Pourquoi Israël ne peut pas enquêter lui-même

Ambassadeur des États-Unis en Israël Thomas Nides mentionné qu’il a encouragé “une enquête approfondie sur les circonstances de [Abu Akleh’s] la mort et la blessure d’au moins un autre journaliste aujourd’hui à Jénine. Ned Price, porte-parole du département d’État mentionné“les responsables doivent être tenus responsables.”

Le gouvernement israélien a déclaré qu’il enquêterait conjointement sur le meurtre avec l’Autorité palestinienne, mais la partie palestinienne a refusé de fournir le corps d’Abu Akleh.

Cela a probablement quelque chose à voir avec le fait que le gouvernement israélien n’a pas de bons antécédents en matière d’enquête sur ses propres crimes. Israël n’autorise pas les enquêtes internationales sur les violations dans le pays ou les territoires occupés et, ces dernières années, a choisi de ne pas coopérer ou de ne pas donner accès aux commissions des Nations Unies ou aux rapporteurs spéciaux. Israël a même désigné la première organisation de défense des droits des Palestiniens Al-Haq comme une organisation terroriste, dans ce que les experts ont qualifié de représailles pour la documentation d’Al-Haq sur les violations sur le terrain.

“Personne ne devrait croire les promesses israéliennes d’enquêter sans citer sur ce qui s’est passé parce que la promesse d’enquêtes n’est rien d’autre que la première étape du blanchiment organisé d’Israël”, a déclaré Hagai El-Ad, directeur exécutif du groupe de défense des droits B’Tselem. « Israël ne peut pas et ne veut pas mener de telles enquêtes, ce qui ouvre la porte à une responsabilité juridique internationale.
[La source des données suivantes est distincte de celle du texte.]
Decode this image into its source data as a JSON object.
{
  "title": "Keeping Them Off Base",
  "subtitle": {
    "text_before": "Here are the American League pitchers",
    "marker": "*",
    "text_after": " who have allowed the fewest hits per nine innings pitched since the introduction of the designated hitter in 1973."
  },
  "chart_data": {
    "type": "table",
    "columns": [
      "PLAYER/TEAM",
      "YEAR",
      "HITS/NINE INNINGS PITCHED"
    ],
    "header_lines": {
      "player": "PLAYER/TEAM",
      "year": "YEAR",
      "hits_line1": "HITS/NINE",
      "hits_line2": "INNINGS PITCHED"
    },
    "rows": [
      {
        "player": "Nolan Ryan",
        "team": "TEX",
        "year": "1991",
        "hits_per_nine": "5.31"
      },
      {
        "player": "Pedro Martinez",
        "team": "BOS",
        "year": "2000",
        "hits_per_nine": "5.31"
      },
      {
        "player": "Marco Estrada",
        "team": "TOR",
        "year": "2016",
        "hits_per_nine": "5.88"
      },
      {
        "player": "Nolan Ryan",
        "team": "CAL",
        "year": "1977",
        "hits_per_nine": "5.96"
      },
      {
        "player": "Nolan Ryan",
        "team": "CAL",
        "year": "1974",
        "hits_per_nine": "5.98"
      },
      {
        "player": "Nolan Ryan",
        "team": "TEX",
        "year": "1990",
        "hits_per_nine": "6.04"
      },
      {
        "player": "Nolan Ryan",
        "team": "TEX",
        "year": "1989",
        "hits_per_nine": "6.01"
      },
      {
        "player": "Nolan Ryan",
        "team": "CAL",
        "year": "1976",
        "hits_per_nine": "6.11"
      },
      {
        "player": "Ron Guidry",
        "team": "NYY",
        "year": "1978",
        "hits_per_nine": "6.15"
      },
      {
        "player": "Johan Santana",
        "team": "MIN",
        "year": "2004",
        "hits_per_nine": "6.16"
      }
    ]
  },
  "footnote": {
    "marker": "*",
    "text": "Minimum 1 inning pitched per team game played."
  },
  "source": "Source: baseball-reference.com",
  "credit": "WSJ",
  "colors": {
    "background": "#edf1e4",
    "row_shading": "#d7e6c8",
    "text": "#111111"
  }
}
B’Tselem a cessé de coopérer avec le gouvernement israélien sur les enquêtes. Israël a tendance à prolonger les enquêtes aussi longtemps que possible et, en fin de compte, ne demande pas de comptes aux chefs militaires, selon El-Ad. « Israël traite chaque incident comme un événement extraordinairement exceptionnel, et les enquêtes poussent toujours la responsabilité au niveau le plus bas des soldats », m’a-t-il dit. “Cela ne devrait surprendre personne – c’est l’armée qui enquête sur l’armée.”
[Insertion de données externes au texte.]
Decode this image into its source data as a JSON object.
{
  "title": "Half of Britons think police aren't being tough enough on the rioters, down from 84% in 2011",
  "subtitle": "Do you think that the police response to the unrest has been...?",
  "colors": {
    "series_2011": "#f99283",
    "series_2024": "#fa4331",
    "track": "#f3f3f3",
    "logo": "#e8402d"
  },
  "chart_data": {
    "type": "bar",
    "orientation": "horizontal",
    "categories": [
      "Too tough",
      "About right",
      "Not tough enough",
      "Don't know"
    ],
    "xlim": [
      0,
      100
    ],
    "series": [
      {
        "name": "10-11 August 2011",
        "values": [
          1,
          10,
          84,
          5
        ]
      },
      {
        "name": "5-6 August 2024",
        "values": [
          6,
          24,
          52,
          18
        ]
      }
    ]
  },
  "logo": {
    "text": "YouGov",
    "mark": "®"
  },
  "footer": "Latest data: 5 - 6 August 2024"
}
Israël a maintenu qu’il était engagé dans des enquêtes, dont une consacrée à la mort d’Abu Akleh.

« Pour découvrir la vérité, il doit y avoir une véritable enquête, et les Palestiniens empêchent actuellement cela », a déclaré le Premier ministre Bennett dans un communiqué. “Sans une enquête sérieuse, nous n’atteindrons pas la vérité.”

Pour Omar Shakir de Human Rights Watch, la situation reflète une dynamique structurelle plus large. “Leurs appels à des enquêtes [are] comme s’il s’agissait de quelques pommes pourries dans une situation par ailleurs normale, mais ce n’est pas la réalité. Les Palestiniens vivent dans une situation de grave violence structurelle sous-jacente », m’a-t-il dit. “Cette réalité quotidienne sous-jacente de l’apartheid et la violence froide de la répression structurelle conduisent à la violence brûlante de l’effusion de sang et au meurtre de Palestiniens.”
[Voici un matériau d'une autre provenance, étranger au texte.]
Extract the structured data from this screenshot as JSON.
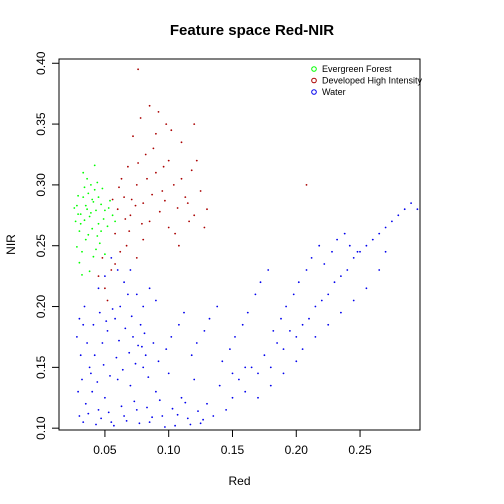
{
  "chart_data": {
    "type": "scatter",
    "title": "Feature space Red-NIR",
    "xlabel": "Red",
    "ylabel": "NIR",
    "xlim": [
      0.014,
      0.297
    ],
    "ylim": [
      0.0985,
      0.4035
    ],
    "x_ticks": [
      0.05,
      0.1,
      0.15,
      0.2,
      0.25
    ],
    "x_tick_labels": [
      "0.05",
      "0.10",
      "0.15",
      "0.20",
      "0.25"
    ],
    "y_ticks": [
      0.1,
      0.15,
      0.2,
      0.25,
      0.3,
      0.35,
      0.4
    ],
    "y_tick_labels": [
      "0.10",
      "0.15",
      "0.20",
      "0.25",
      "0.30",
      "0.35",
      "0.40"
    ],
    "grid": false,
    "legend_position": "top-right",
    "series": [
      {
        "name": "Evergreen Forest",
        "color": "#00ff00",
        "points": [
          [
            0.028,
            0.283
          ],
          [
            0.031,
            0.276
          ],
          [
            0.034,
            0.271
          ],
          [
            0.036,
            0.28
          ],
          [
            0.038,
            0.274
          ],
          [
            0.041,
            0.286
          ],
          [
            0.043,
            0.279
          ],
          [
            0.045,
            0.268
          ],
          [
            0.03,
            0.262
          ],
          [
            0.033,
            0.29
          ],
          [
            0.037,
            0.293
          ],
          [
            0.04,
            0.264
          ],
          [
            0.044,
            0.258
          ],
          [
            0.047,
            0.284
          ],
          [
            0.049,
            0.272
          ],
          [
            0.027,
            0.27
          ],
          [
            0.029,
            0.291
          ],
          [
            0.035,
            0.255
          ],
          [
            0.039,
            0.3
          ],
          [
            0.042,
            0.296
          ],
          [
            0.046,
            0.252
          ],
          [
            0.05,
            0.279
          ],
          [
            0.032,
            0.245
          ],
          [
            0.036,
            0.305
          ],
          [
            0.041,
            0.241
          ],
          [
            0.044,
            0.302
          ],
          [
            0.052,
            0.266
          ],
          [
            0.054,
            0.287
          ],
          [
            0.03,
            0.236
          ],
          [
            0.038,
            0.229
          ],
          [
            0.026,
            0.281
          ],
          [
            0.033,
            0.31
          ],
          [
            0.048,
            0.297
          ],
          [
            0.056,
            0.275
          ],
          [
            0.043,
            0.247
          ],
          [
            0.035,
            0.283
          ],
          [
            0.039,
            0.277
          ],
          [
            0.031,
            0.268
          ],
          [
            0.047,
            0.262
          ],
          [
            0.034,
            0.298
          ],
          [
            0.04,
            0.288
          ],
          [
            0.037,
            0.259
          ],
          [
            0.029,
            0.276
          ],
          [
            0.045,
            0.29
          ],
          [
            0.053,
            0.281
          ],
          [
            0.028,
            0.249
          ],
          [
            0.058,
            0.27
          ],
          [
            0.032,
            0.226
          ],
          [
            0.042,
            0.316
          ],
          [
            0.05,
            0.243
          ]
        ]
      },
      {
        "name": "Developed High Intensity",
        "color": "#aa0000",
        "points": [
          [
            0.06,
            0.28
          ],
          [
            0.065,
            0.29
          ],
          [
            0.07,
            0.275
          ],
          [
            0.075,
            0.3
          ],
          [
            0.08,
            0.285
          ],
          [
            0.085,
            0.27
          ],
          [
            0.09,
            0.31
          ],
          [
            0.095,
            0.295
          ],
          [
            0.1,
            0.32
          ],
          [
            0.105,
            0.26
          ],
          [
            0.11,
            0.305
          ],
          [
            0.115,
            0.285
          ],
          [
            0.12,
            0.275
          ],
          [
            0.072,
            0.34
          ],
          [
            0.078,
            0.355
          ],
          [
            0.085,
            0.365
          ],
          [
            0.092,
            0.36
          ],
          [
            0.098,
            0.35
          ],
          [
            0.102,
            0.345
          ],
          [
            0.088,
            0.33
          ],
          [
            0.082,
            0.325
          ],
          [
            0.068,
            0.315
          ],
          [
            0.063,
            0.305
          ],
          [
            0.058,
            0.26
          ],
          [
            0.062,
            0.245
          ],
          [
            0.067,
            0.25
          ],
          [
            0.075,
            0.24
          ],
          [
            0.08,
            0.255
          ],
          [
            0.055,
            0.23
          ],
          [
            0.05,
            0.215
          ],
          [
            0.045,
            0.225
          ],
          [
            0.052,
            0.205
          ],
          [
            0.058,
            0.235
          ],
          [
            0.048,
            0.24
          ],
          [
            0.11,
            0.335
          ],
          [
            0.125,
            0.295
          ],
          [
            0.13,
            0.28
          ],
          [
            0.108,
            0.25
          ],
          [
            0.1,
            0.265
          ],
          [
            0.093,
            0.278
          ],
          [
            0.087,
            0.292
          ],
          [
            0.079,
            0.268
          ],
          [
            0.071,
            0.288
          ],
          [
            0.066,
            0.272
          ],
          [
            0.096,
            0.315
          ],
          [
            0.104,
            0.3
          ],
          [
            0.113,
            0.29
          ],
          [
            0.118,
            0.312
          ],
          [
            0.122,
            0.32
          ],
          [
            0.128,
            0.265
          ],
          [
            0.09,
            0.342
          ],
          [
            0.076,
            0.318
          ],
          [
            0.056,
            0.288
          ],
          [
            0.061,
            0.298
          ],
          [
            0.083,
            0.305
          ],
          [
            0.097,
            0.287
          ],
          [
            0.107,
            0.281
          ],
          [
            0.116,
            0.27
          ],
          [
            0.069,
            0.262
          ],
          [
            0.074,
            0.283
          ],
          [
            0.076,
            0.395
          ],
          [
            0.208,
            0.3
          ],
          [
            0.12,
            0.35
          ]
        ]
      },
      {
        "name": "Water",
        "color": "#0000ee",
        "points": [
          [
            0.03,
            0.11
          ],
          [
            0.035,
            0.12
          ],
          [
            0.04,
            0.13
          ],
          [
            0.045,
            0.115
          ],
          [
            0.05,
            0.125
          ],
          [
            0.055,
            0.105
          ],
          [
            0.06,
            0.14
          ],
          [
            0.065,
            0.11
          ],
          [
            0.07,
            0.135
          ],
          [
            0.075,
            0.115
          ],
          [
            0.08,
            0.15
          ],
          [
            0.085,
            0.105
          ],
          [
            0.09,
            0.13
          ],
          [
            0.095,
            0.11
          ],
          [
            0.1,
            0.145
          ],
          [
            0.105,
            0.102
          ],
          [
            0.11,
            0.125
          ],
          [
            0.115,
            0.108
          ],
          [
            0.12,
            0.14
          ],
          [
            0.125,
            0.104
          ],
          [
            0.13,
            0.12
          ],
          [
            0.135,
            0.11
          ],
          [
            0.14,
            0.135
          ],
          [
            0.145,
            0.115
          ],
          [
            0.15,
            0.125
          ],
          [
            0.155,
            0.14
          ],
          [
            0.16,
            0.13
          ],
          [
            0.165,
            0.15
          ],
          [
            0.17,
            0.145
          ],
          [
            0.175,
            0.16
          ],
          [
            0.18,
            0.15
          ],
          [
            0.185,
            0.17
          ],
          [
            0.19,
            0.165
          ],
          [
            0.195,
            0.18
          ],
          [
            0.2,
            0.175
          ],
          [
            0.205,
            0.185
          ],
          [
            0.21,
            0.19
          ],
          [
            0.215,
            0.2
          ],
          [
            0.22,
            0.205
          ],
          [
            0.225,
            0.21
          ],
          [
            0.23,
            0.22
          ],
          [
            0.235,
            0.225
          ],
          [
            0.24,
            0.23
          ],
          [
            0.245,
            0.24
          ],
          [
            0.25,
            0.245
          ],
          [
            0.255,
            0.25
          ],
          [
            0.26,
            0.255
          ],
          [
            0.265,
            0.26
          ],
          [
            0.27,
            0.265
          ],
          [
            0.275,
            0.27
          ],
          [
            0.28,
            0.275
          ],
          [
            0.285,
            0.28
          ],
          [
            0.29,
            0.285
          ],
          [
            0.295,
            0.28
          ],
          [
            0.032,
            0.14
          ],
          [
            0.038,
            0.15
          ],
          [
            0.042,
            0.16
          ],
          [
            0.048,
            0.17
          ],
          [
            0.052,
            0.18
          ],
          [
            0.058,
            0.19
          ],
          [
            0.062,
            0.2
          ],
          [
            0.068,
            0.21
          ],
          [
            0.072,
            0.175
          ],
          [
            0.078,
            0.185
          ],
          [
            0.082,
            0.16
          ],
          [
            0.088,
            0.17
          ],
          [
            0.092,
            0.155
          ],
          [
            0.098,
            0.165
          ],
          [
            0.102,
            0.175
          ],
          [
            0.108,
            0.185
          ],
          [
            0.112,
            0.195
          ],
          [
            0.118,
            0.16
          ],
          [
            0.122,
            0.17
          ],
          [
            0.128,
            0.18
          ],
          [
            0.132,
            0.19
          ],
          [
            0.138,
            0.2
          ],
          [
            0.142,
            0.155
          ],
          [
            0.148,
            0.165
          ],
          [
            0.152,
            0.175
          ],
          [
            0.158,
            0.185
          ],
          [
            0.162,
            0.195
          ],
          [
            0.168,
            0.21
          ],
          [
            0.172,
            0.22
          ],
          [
            0.178,
            0.23
          ],
          [
            0.182,
            0.18
          ],
          [
            0.188,
            0.19
          ],
          [
            0.192,
            0.2
          ],
          [
            0.198,
            0.21
          ],
          [
            0.202,
            0.22
          ],
          [
            0.208,
            0.23
          ],
          [
            0.212,
            0.24
          ],
          [
            0.218,
            0.25
          ],
          [
            0.222,
            0.235
          ],
          [
            0.228,
            0.245
          ],
          [
            0.232,
            0.255
          ],
          [
            0.238,
            0.26
          ],
          [
            0.242,
            0.25
          ],
          [
            0.248,
            0.245
          ],
          [
            0.045,
            0.215
          ],
          [
            0.05,
            0.225
          ],
          [
            0.055,
            0.24
          ],
          [
            0.06,
            0.23
          ],
          [
            0.065,
            0.22
          ],
          [
            0.07,
            0.23
          ],
          [
            0.075,
            0.21
          ],
          [
            0.08,
            0.2
          ],
          [
            0.085,
            0.215
          ],
          [
            0.09,
            0.205
          ],
          [
            0.033,
            0.105
          ],
          [
            0.037,
            0.112
          ],
          [
            0.043,
            0.103
          ],
          [
            0.047,
            0.108
          ],
          [
            0.053,
            0.113
          ],
          [
            0.057,
            0.102
          ],
          [
            0.063,
            0.118
          ],
          [
            0.067,
            0.106
          ],
          [
            0.073,
            0.122
          ],
          [
            0.077,
            0.104
          ],
          [
            0.083,
            0.117
          ],
          [
            0.087,
            0.109
          ],
          [
            0.093,
            0.123
          ],
          [
            0.097,
            0.101
          ],
          [
            0.103,
            0.116
          ],
          [
            0.107,
            0.111
          ],
          [
            0.113,
            0.121
          ],
          [
            0.117,
            0.103
          ],
          [
            0.123,
            0.114
          ],
          [
            0.127,
            0.107
          ],
          [
            0.039,
            0.145
          ],
          [
            0.044,
            0.138
          ],
          [
            0.049,
            0.152
          ],
          [
            0.054,
            0.143
          ],
          [
            0.059,
            0.158
          ],
          [
            0.064,
            0.148
          ],
          [
            0.069,
            0.162
          ],
          [
            0.074,
            0.153
          ],
          [
            0.079,
            0.167
          ],
          [
            0.084,
            0.142
          ],
          [
            0.036,
            0.17
          ],
          [
            0.041,
            0.185
          ],
          [
            0.046,
            0.195
          ],
          [
            0.051,
            0.188
          ],
          [
            0.056,
            0.198
          ],
          [
            0.061,
            0.172
          ],
          [
            0.066,
            0.182
          ],
          [
            0.071,
            0.192
          ],
          [
            0.076,
            0.168
          ],
          [
            0.081,
            0.178
          ],
          [
            0.15,
            0.145
          ],
          [
            0.16,
            0.15
          ],
          [
            0.17,
            0.125
          ],
          [
            0.18,
            0.135
          ],
          [
            0.19,
            0.145
          ],
          [
            0.2,
            0.155
          ],
          [
            0.205,
            0.165
          ],
          [
            0.215,
            0.175
          ],
          [
            0.225,
            0.185
          ],
          [
            0.235,
            0.195
          ],
          [
            0.245,
            0.205
          ],
          [
            0.255,
            0.215
          ],
          [
            0.265,
            0.23
          ],
          [
            0.27,
            0.245
          ],
          [
            0.03,
            0.19
          ],
          [
            0.028,
            0.175
          ],
          [
            0.034,
            0.2
          ],
          [
            0.031,
            0.16
          ],
          [
            0.029,
            0.13
          ],
          [
            0.033,
            0.185
          ]
        ]
      }
    ]
  }
}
Abu Akleh a déjà mérité les hommages de l’ambassadrice des États-Unis auprès des Nations Unies, Linda Thomas-Greenfield, qui avait rencontré Abu Akleh récemment et a déclaré avoir “un respect extraordinaire pour elle”.

Il était également important qu’Abu Akleh soit une femme qui livrait les nouvelles aux publics arabophones du monde entier. « Tant de filles voulaient être elle. Tant de journalistes en herbe m’ont dit qu’ils se tiendraient devant un miroir et utiliseraient une brosse à cheveux et prétendraient qu’il s’agissait d’un microphone, et prétendraient essentiellement être Shireen », a déclaré Dalia Hatuqa, journaliste et amie d’Abu Akleh.

“Maintenant, elle a été réduite au silence de cette manière totalement violente qui fait écho à certains de ses propres reportages”, m’a dit Qato.